Но если этот конфликт ограничился непосредственно рамками издательства «Seewald», имевшего стенд в огромном павильоне 5 (ныне павильон 8), то на следующий день, в субботу, события в павильоне 6, где размещались стенды немецких издательств художественной литературы, приобрели совсем другие масштабы.
Социалистический союз немецких студентов призвал, в субботу, 21 сентября 1968 года, к teach in[11] в 16 часов, в павильоне 6, на стенде 1148 издательства «Diederichs-Verlag», издавшего произведения Лауреата премии мира этого года Леопольда Сенгора, чтобы развернуть дискуссию о его роли в собственной стране Сенегал и об афроамериканской революции.
Тауберт:
«Я не мог рассчитывать на то, что находящиеся в шестом павильоне издательства художественной литературы будут благосклонно взирать на громкий многочасовой митинг Социалистического союза немецких студентов и молча терпеть, тем более одобрять пассивное невмешательство дирекции ярмарки. Я счел своим долгом тактично вмешаться в назревавшую ситуацию».
И он отдает полиции распоряжение закрыть с 14.00 — время, когда широкой публике открывается доступ на ярмарку, — павильон 6. Кто оказался внутри, вынужден был там оставаться. Кто был снаружи, не мог туда войти. Исключение делали только для участников ярмарки и журналистов. Но один человек, который не был ни тем, ни другим, полицией не задерживался и мог беспрепятственно входить и выходить из павильона 6: председатель партии неонацистов Адольф фон Тадден, по-видимому, заранее обеспечивший себе журналистскую аккредитацию. Само собой разумеется, этому побочному факту было придано символическое значение, что охотно муссировалось прессой, а толпы протестующих студентов с неменьшим энтузиазмом выплеснули все это на улицы.

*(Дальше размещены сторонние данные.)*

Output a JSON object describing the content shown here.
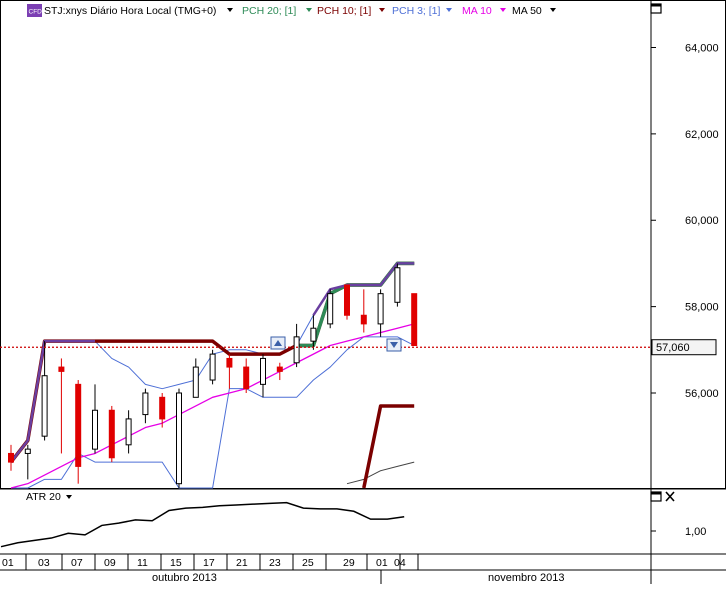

Перед входами в павильон разыгрывались неописуемые сцены. Кто знаком со сверхчувствительной интеллектуальной публикой, посещающей нашу ярмарку, тот может себе примерно представить реакцию, вызванную таким внезапным ограничением свободы передвижения.
Когда Зигфред Тауберт наконец-то выяснил, что teach in, как и было задумано, затронет только небольшую часть павильона 6, он снял оцепление и открыл входы.

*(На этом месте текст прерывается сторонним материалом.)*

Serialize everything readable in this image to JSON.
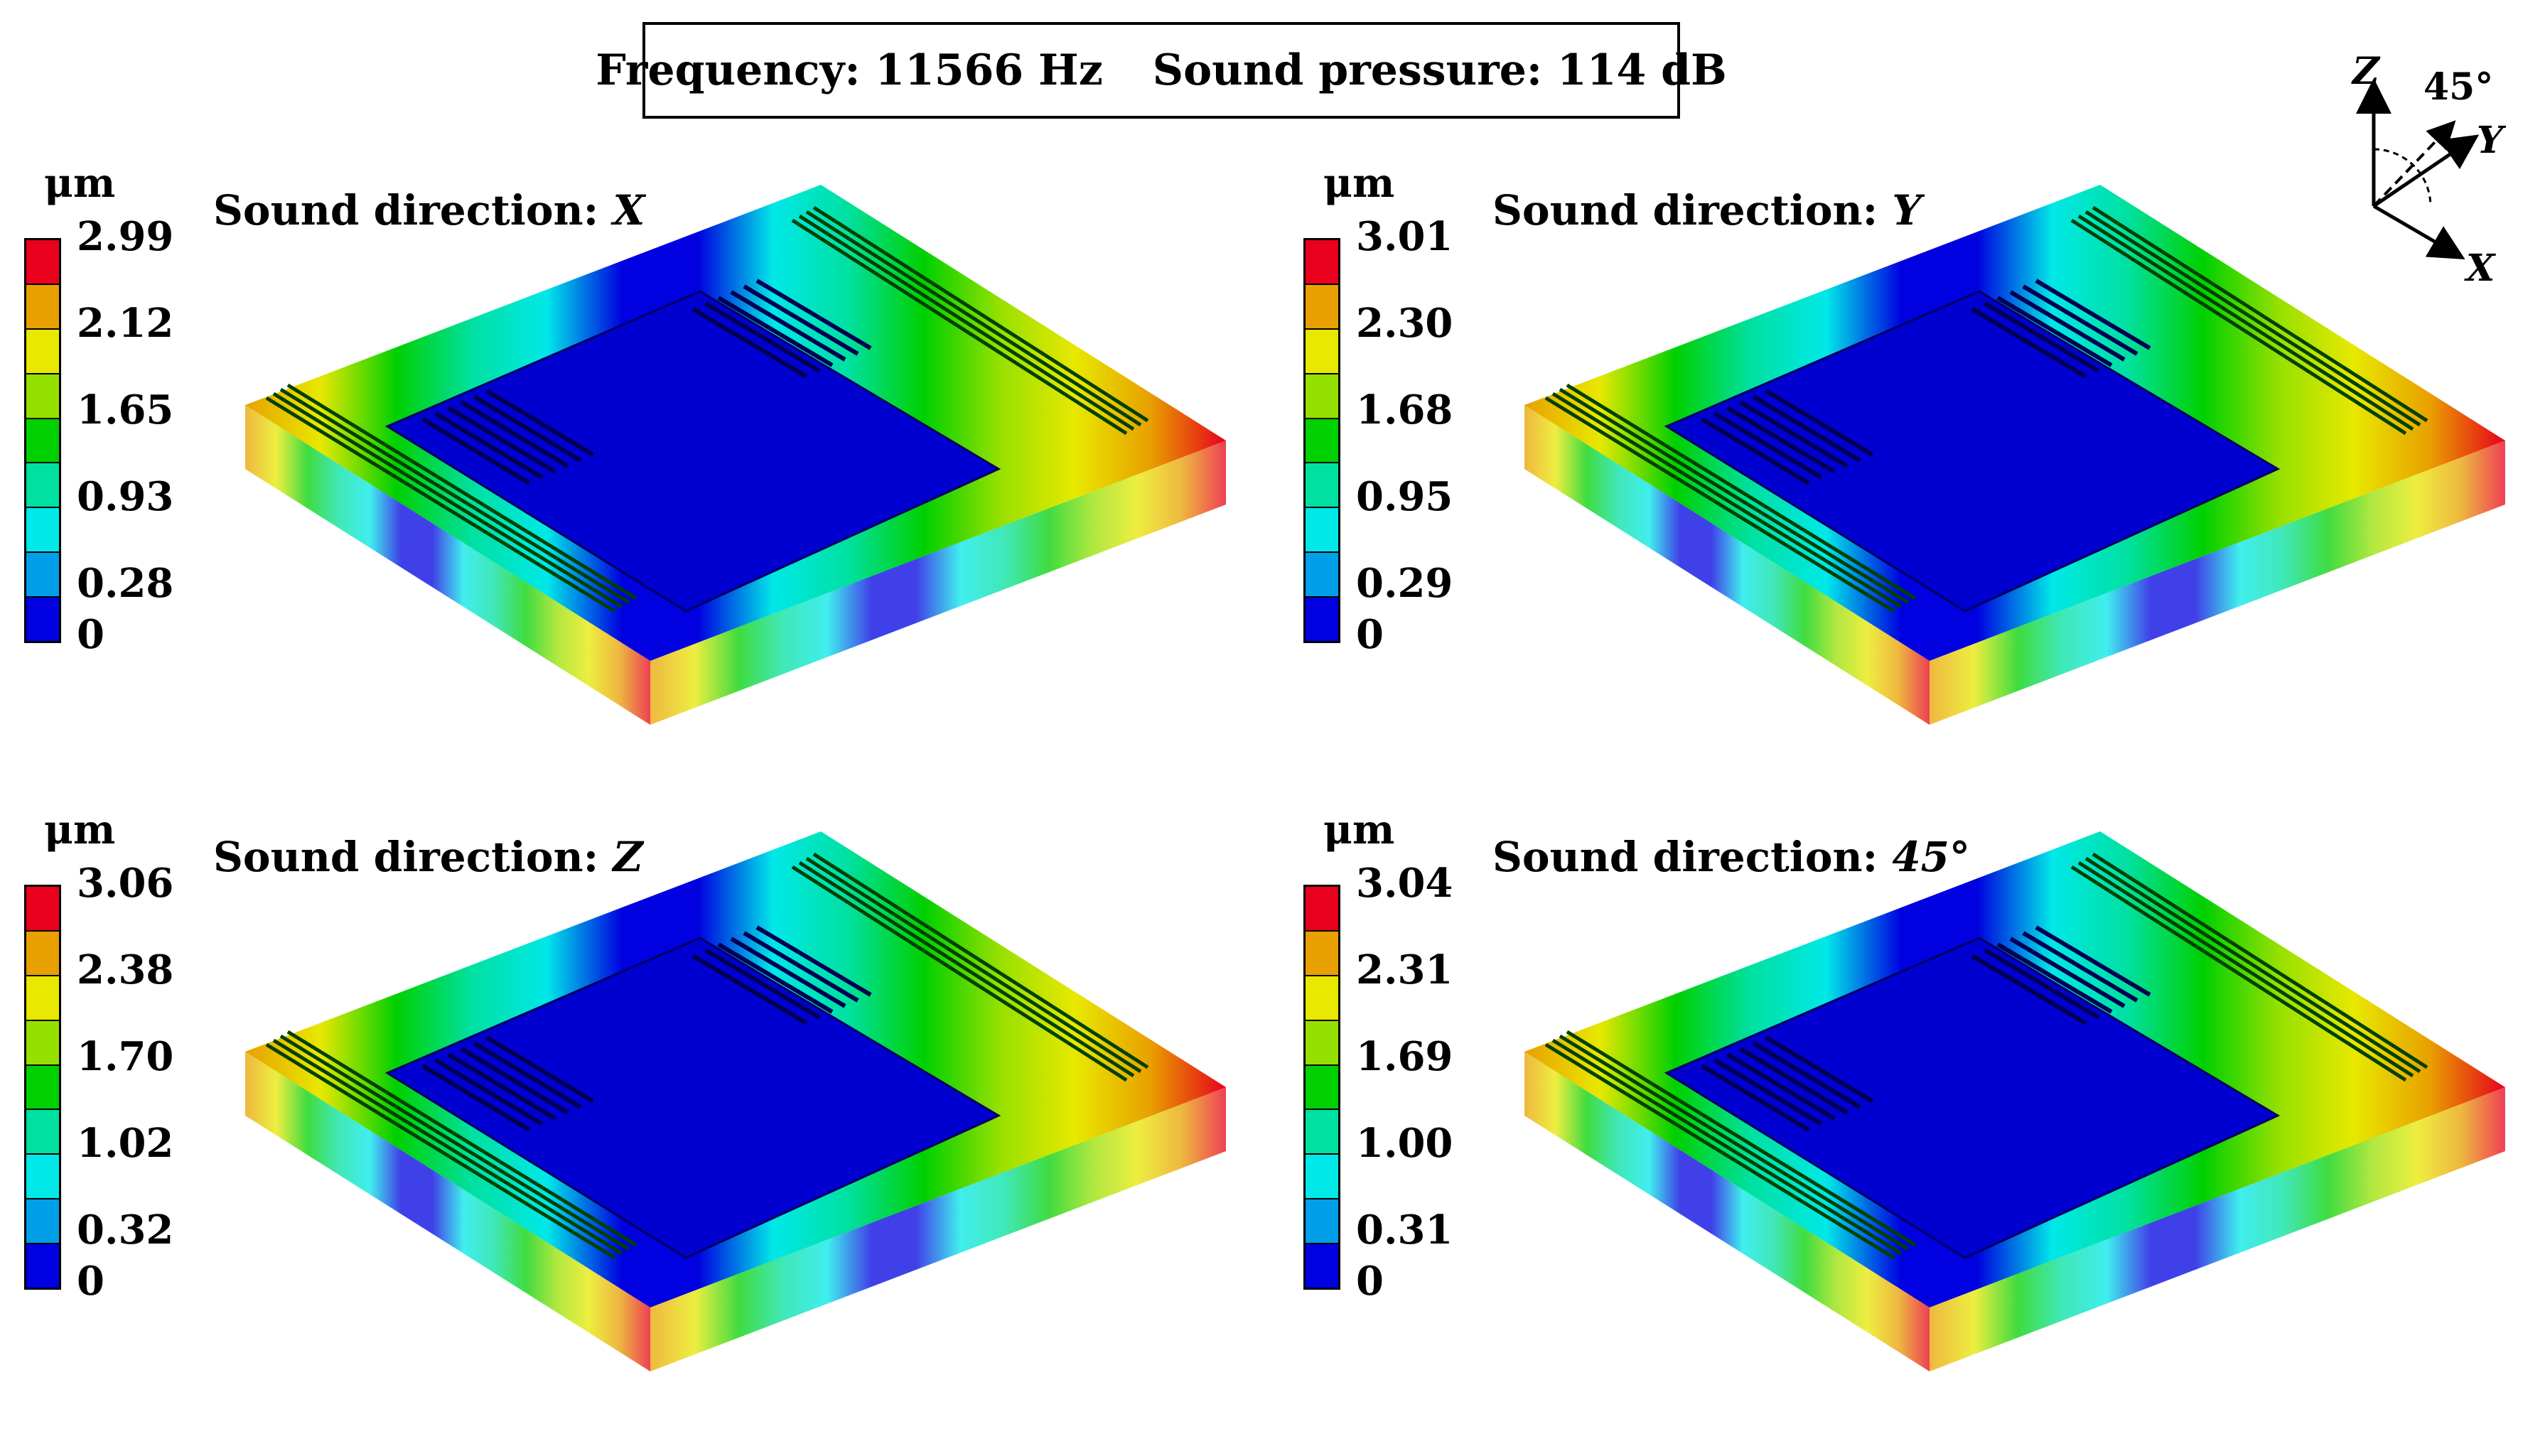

Но на следующий день, в воскресенье, случилось нечто гораздо более худшее: до того и во время самой церемонии вручения Премии мира Леопольду Седару Сенгору сбежавшийся к Паульскирхе [12]Социалистический союз немецких студентов устроил под руководством умевшего манипулировать массами главаря майских парижских студенческих волнений Даниэля Кон-Бендита настоящие уличные бои с полицией. Почетные гости, такие, как президент ФРГ Генрих Любке и его супруга Вильгельмина, как и сам лауреат, смогли попасть в Паульскирхе только после принятия невиданных до сих пор мер безопасности.

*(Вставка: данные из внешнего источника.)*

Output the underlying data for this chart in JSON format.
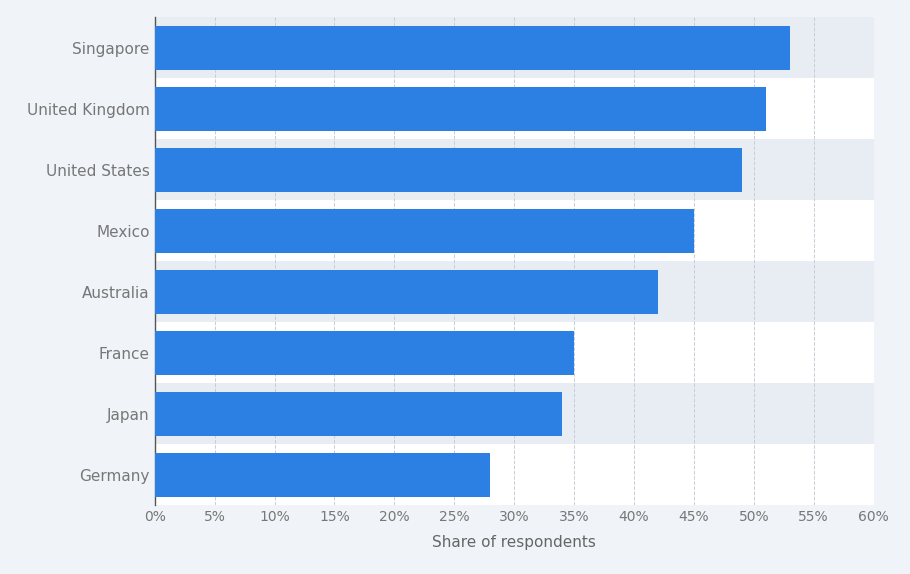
{
  "countries": [
    "Germany",
    "Japan",
    "France",
    "Australia",
    "Mexico",
    "United States",
    "United Kingdom",
    "Singapore"
  ],
  "values": [
    28,
    34,
    35,
    42,
    45,
    49,
    51,
    53
  ],
  "bar_color": "#2d80e3",
  "background_color": "#f0f3f8",
  "plot_bg_color": "#ffffff",
  "stripe_color": "#e8ecf3",
  "xlabel": "Share of respondents",
  "xlim": [
    0,
    60
  ],
  "xticks": [
    0,
    5,
    10,
    15,
    20,
    25,
    30,
    35,
    40,
    45,
    50,
    55,
    60
  ],
  "bar_height": 0.72,
  "grid_color": "#c8cdd6",
  "tick_label_color": "#777777",
  "axis_label_color": "#666666",
  "label_fontsize": 11,
  "tick_fontsize": 10
}
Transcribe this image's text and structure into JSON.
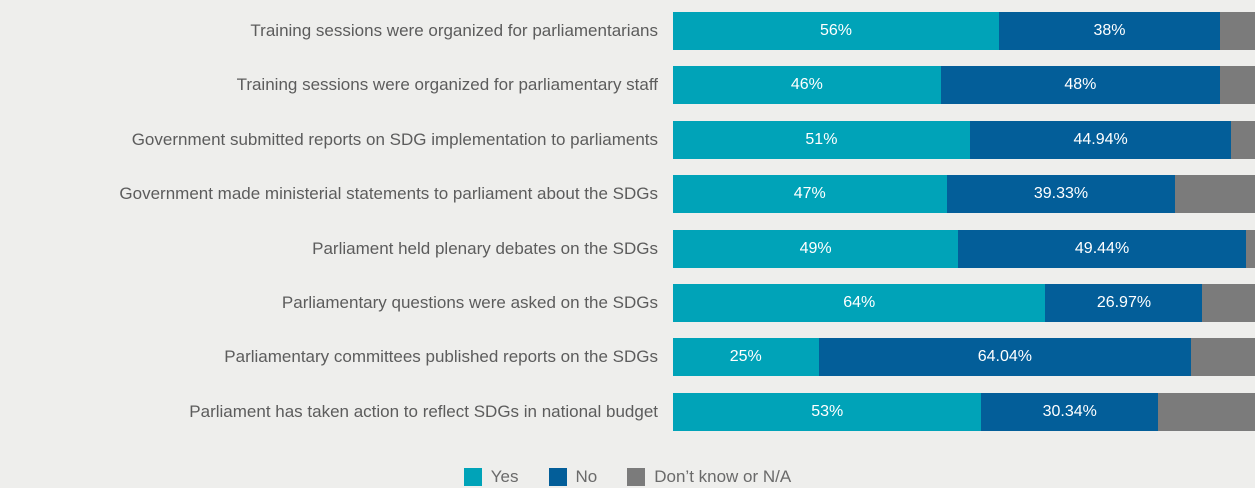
{
  "chart_data": {
    "type": "bar",
    "orientation": "horizontal",
    "stacked": true,
    "normalized": true,
    "categories": [
      "Training sessions were organized for parliamentarians",
      "Training sessions were organized for parliamentary staff",
      "Government submitted reports on SDG implementation to parliaments",
      "Government made ministerial statements to parliament about the SDGs",
      "Parliament held plenary debates on the SDGs",
      "Parliamentary questions were asked on the SDGs",
      "Parliamentary committees published reports on the SDGs",
      "Parliament has taken action to reflect SDGs in national budget"
    ],
    "series": [
      {
        "name": "Yes",
        "color": "#00a3b8",
        "values": [
          56,
          46,
          51,
          47,
          49,
          64,
          25,
          53
        ],
        "labels": [
          "56%",
          "46%",
          "51%",
          "47%",
          "49%",
          "64%",
          "25%",
          "53%"
        ]
      },
      {
        "name": "No",
        "color": "#035e99",
        "values": [
          38,
          48,
          44.94,
          39.33,
          49.44,
          26.97,
          64.04,
          30.34
        ],
        "labels": [
          "38%",
          "48%",
          "44.94%",
          "39.33%",
          "49.44%",
          "26.97%",
          "64.04%",
          "30.34%"
        ]
      },
      {
        "name": "Don’t know or N/A",
        "color": "#7b7b7b",
        "values": [
          6,
          6,
          4.06,
          13.67,
          1.56,
          9.03,
          10.96,
          16.66
        ]
      }
    ],
    "xlim": [
      0,
      100
    ],
    "grid": false,
    "legend_position": "bottom-center"
  }
}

По окончании церемонии большая часть демонстрантов двинулась от центра города по направлению к ярмарке. И тут нервы у дирекции окончательно сдали: Зигфред Тауберт распорядился закрыть ближайший к городу восточный вход на ярмарку.
Распоряжение надо было как-то выполнять: раз уж взяли за правило поддерживать порядок на ярмарке традиционными средствами государственных силовых ведомств, то, учитывая наблюдающуюся эскалацию волнений, надо было учесть, что назревала опасность, что своих сил для маневренных действий может не хватить. К этому добавлялось еще ощущение полной незащищенности. Главные силы полиции были стянуты в городе. На территории ярмарки оставалась только обычная охрана да несколько десятков сотрудников. Перестроенное на военный лад мышление гуманитариев логично требовало поднять мосты, укрепить стены и ждать снятия осады.